There is no one best way to bring up a difficult subject. I suggest inviting the person to talk by scheduling a conversation, rather then pushing them into a discussion. Invitations support cooperation, rather then bullying others into speaking when its convenient only for us. It can help to ask:
“Is this a good time to talk?”
“I want to talk, can we sit down tomorrow after dinner?”
“I need your help with what just happened. Do you have a few minutes to talk?”
“I’d like to talk about___________. When is a good time for you?”

When having difficult conversation, we should find a set time to discuss our concerns. The time must be agreed upon by both parties and must be a priority despite any unforeseen events.

When discussing these issues, I recommend turning off all music, televisions sets, computers and cell phones. It’s essential to remove any distractions to emphasize that this conversation is a priority.

Second, come right to the point and use an “I” statement. For example, “I felt hurt when..” or “I’m concerned about ….” or “I’m feeling really… (put an emotion here like sad, scared, frustrated, overwhelmed, stressed), and I need your help.”

Third, make a request for what we would like to see happen going forward, such as: ” I’d prefer …(list something specific and do-able here like bring home a gallon of milk and a carton of eggs on the way home).”

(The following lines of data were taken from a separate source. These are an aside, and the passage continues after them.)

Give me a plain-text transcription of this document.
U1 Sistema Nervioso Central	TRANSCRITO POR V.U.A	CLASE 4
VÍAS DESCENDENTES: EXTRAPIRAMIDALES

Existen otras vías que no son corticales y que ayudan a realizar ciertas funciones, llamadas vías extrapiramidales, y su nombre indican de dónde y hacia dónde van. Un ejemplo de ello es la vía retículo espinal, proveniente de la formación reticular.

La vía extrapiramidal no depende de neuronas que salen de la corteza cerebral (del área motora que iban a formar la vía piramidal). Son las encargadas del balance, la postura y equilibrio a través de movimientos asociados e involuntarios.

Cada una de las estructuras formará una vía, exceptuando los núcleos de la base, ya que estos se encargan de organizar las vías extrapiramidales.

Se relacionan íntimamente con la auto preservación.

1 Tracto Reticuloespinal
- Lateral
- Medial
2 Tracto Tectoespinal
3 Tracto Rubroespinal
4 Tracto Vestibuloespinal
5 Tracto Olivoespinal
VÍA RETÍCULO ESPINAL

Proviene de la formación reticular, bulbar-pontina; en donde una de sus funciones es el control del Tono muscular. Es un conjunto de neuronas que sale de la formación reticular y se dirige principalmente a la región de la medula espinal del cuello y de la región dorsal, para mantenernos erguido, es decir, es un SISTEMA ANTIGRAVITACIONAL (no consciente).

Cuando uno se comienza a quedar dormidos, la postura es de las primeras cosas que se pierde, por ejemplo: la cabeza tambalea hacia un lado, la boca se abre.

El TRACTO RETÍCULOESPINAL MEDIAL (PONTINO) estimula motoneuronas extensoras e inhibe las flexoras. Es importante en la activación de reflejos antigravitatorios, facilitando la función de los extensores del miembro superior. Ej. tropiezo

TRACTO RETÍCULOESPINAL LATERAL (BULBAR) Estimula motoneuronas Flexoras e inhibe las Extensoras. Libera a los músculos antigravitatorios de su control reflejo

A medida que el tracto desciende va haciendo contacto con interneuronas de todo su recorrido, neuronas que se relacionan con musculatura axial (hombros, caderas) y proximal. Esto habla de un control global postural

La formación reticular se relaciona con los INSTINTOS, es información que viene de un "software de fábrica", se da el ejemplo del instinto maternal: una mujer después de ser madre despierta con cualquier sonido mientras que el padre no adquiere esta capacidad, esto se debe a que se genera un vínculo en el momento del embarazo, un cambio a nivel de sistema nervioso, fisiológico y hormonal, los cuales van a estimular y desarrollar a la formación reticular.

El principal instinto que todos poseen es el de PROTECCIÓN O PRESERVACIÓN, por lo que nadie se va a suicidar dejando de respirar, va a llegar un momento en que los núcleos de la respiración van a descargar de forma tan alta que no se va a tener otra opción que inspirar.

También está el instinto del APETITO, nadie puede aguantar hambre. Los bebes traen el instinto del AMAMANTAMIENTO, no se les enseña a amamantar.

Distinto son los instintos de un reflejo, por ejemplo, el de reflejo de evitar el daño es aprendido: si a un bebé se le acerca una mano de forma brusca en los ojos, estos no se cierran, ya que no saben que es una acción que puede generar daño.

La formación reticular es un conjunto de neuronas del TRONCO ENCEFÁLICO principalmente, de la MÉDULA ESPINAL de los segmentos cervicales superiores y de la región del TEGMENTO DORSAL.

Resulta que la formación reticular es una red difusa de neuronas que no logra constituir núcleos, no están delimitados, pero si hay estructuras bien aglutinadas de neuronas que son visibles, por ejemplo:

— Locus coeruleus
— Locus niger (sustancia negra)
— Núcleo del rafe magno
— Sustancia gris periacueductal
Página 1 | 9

Another important point, is to make the request in the positive, rather then the negative. If we want someone to stop shouting, we can  for example, suggest: “I’d prefer you talk in a calm voice.” The idea is that we need to let the other person know what we want instead of what they are already doing. If we say stop doing so and so, they may be confused on what else they can do, so they simply continue acting as they always have.